I've been thinking a lot this weekend about age - which is funny, because in general I don't. At all.
On the one hand, I've learned things about people older than me which suddenly and momentarily made me feel the full gap in our ages. C.S. Lewis wrote about a woman who measured age in experience; whenever she learned something new about the world, she would say that she had been made older. So, when I learn of something, you know, intensely grown-up about someone (say, they've got a kid, or they're having a house built to their specifications), it's as if, in my mind, they've been made older by the revelation. (However, learning these things also teaches me that you can be the kind of person who has a kid or builds a house, and you can still be the same person who has the ability to befriend li'l me; in other words, I am "made older" as well. But still, I feel much younger than the person with the experience.)

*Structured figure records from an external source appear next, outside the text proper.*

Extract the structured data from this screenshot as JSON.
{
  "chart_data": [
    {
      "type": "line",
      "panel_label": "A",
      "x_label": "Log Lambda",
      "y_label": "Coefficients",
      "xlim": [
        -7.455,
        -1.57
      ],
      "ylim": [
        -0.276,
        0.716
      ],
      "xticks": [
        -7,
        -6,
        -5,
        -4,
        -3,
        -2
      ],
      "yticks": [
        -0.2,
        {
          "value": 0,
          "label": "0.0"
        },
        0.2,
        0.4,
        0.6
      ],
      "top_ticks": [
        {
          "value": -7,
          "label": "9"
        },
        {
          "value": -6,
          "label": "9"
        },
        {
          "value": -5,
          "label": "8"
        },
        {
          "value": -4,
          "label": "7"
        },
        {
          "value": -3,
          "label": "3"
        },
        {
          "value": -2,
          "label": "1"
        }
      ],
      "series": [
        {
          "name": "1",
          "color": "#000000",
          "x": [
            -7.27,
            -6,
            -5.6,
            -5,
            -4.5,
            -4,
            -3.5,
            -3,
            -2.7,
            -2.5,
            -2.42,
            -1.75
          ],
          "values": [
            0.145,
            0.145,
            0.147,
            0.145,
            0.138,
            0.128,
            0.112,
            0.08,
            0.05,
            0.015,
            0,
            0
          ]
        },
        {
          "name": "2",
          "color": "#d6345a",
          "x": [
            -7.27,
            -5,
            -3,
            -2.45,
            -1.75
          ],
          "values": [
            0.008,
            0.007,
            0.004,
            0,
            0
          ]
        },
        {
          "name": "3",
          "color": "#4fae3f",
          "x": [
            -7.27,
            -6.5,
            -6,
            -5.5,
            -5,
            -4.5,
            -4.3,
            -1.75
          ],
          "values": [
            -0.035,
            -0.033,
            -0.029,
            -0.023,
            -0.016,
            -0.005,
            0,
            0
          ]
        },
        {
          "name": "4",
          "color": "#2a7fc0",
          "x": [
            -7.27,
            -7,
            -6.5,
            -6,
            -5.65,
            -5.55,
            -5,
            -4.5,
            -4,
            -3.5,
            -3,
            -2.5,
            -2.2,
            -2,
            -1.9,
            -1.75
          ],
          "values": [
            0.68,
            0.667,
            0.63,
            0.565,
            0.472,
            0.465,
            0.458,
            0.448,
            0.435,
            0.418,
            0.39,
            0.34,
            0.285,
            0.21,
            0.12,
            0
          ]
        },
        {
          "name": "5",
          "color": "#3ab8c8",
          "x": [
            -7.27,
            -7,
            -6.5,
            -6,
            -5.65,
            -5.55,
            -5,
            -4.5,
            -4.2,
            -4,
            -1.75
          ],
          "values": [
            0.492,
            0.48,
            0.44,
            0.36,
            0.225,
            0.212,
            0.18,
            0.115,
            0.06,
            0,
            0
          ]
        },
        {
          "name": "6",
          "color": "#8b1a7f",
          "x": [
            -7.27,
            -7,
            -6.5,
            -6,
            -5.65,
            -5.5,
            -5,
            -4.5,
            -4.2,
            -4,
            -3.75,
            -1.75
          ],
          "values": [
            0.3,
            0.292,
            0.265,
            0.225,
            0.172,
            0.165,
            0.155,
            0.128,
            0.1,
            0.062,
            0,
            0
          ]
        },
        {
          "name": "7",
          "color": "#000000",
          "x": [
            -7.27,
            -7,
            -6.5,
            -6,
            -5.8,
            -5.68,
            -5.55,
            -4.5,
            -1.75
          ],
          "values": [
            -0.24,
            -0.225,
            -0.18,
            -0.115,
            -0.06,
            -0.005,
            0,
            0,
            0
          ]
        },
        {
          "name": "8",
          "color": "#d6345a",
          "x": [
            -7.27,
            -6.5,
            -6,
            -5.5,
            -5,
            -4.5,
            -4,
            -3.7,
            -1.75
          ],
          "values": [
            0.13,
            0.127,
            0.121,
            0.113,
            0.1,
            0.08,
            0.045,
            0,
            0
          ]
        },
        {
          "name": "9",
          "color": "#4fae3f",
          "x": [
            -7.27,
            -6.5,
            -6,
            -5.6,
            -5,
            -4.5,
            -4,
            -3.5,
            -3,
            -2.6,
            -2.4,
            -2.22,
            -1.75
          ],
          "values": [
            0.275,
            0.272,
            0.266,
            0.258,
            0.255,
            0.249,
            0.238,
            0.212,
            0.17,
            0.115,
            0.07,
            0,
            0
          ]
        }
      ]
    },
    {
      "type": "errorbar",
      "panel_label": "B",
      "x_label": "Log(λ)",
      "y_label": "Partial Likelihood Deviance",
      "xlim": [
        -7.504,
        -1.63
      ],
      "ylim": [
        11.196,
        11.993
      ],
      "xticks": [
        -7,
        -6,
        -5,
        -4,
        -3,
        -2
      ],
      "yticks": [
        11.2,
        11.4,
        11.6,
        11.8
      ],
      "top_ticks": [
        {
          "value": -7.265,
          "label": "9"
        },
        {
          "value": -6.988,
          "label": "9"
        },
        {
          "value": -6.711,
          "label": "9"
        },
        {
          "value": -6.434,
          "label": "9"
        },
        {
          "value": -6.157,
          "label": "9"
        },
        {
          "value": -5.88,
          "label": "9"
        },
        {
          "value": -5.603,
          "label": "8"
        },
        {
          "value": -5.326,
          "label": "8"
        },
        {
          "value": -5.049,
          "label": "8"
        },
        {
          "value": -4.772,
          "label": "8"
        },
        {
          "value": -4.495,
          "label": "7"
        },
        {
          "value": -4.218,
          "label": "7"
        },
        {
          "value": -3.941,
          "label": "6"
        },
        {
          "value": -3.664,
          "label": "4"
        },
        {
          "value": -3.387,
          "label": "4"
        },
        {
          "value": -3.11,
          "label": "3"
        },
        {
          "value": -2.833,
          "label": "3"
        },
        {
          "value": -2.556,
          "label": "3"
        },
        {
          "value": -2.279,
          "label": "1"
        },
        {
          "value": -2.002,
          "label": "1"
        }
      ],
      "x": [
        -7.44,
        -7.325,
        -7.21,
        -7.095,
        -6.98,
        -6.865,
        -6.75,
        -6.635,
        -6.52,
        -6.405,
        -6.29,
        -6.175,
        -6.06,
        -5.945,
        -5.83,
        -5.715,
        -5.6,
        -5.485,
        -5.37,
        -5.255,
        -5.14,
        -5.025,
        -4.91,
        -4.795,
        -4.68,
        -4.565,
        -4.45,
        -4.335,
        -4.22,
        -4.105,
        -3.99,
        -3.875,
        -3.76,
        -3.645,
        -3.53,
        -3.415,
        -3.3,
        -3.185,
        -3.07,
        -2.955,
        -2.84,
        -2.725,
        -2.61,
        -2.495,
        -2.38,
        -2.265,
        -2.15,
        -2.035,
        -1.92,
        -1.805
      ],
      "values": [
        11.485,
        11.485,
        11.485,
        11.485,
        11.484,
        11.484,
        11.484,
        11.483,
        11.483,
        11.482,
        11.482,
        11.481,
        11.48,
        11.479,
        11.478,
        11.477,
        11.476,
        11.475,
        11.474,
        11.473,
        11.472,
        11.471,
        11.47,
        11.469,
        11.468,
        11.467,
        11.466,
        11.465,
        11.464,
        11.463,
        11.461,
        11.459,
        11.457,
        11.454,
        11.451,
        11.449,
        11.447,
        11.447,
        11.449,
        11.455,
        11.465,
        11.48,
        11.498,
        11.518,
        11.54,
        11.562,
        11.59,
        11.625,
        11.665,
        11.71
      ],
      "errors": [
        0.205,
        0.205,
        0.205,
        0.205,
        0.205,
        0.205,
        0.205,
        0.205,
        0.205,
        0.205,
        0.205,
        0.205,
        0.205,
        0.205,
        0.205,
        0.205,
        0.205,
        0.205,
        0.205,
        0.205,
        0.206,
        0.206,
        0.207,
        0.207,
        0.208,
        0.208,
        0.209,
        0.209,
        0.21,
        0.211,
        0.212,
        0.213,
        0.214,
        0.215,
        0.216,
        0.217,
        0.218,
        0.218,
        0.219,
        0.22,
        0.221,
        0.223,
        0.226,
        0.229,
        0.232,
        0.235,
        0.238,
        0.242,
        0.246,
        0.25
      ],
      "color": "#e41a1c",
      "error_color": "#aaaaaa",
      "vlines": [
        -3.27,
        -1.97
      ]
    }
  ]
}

On the other hand, I tried to clean out my closet at my parents', which made me feel as though I've lived forever (or that I'm a hopeless packrat). Look at all these years upon interminable years, straining against the white-painted wooden doors, threatening to break them with the sheer mass of stored, forgotten stuff, the very chaff of my living! (Perhaps I should have added "overblown prose" to the warning at the top.) It seems obvious to say that I'm the oldest I've ever been, but sifting through the papers and clothes and cassette tapes and hand-glazed ceramic ducks of my youth made me feel it. (Even the tennis racket from the abortive attempt at gym class senior year in college is already more than two years old.)
All this thinking has served to convince me of what I already knew: that age means pretty much jack.
4 comments:
Still, when someone tells you they were in second grade when your favorite song from high school came out...that makes you feel OLD!
I remember feeling old when I was working at the movie theater and realized that kids born in 1986 could see R-rated movies. And that was two years ago.
Try waking up to realize that the phrase, "You're old enough to be her father..." actually applies to you. That will make you make you feel old...
So far I've only encountered the opposite: "I'm young enough to be his daughter (if he were very advanced for his age)!"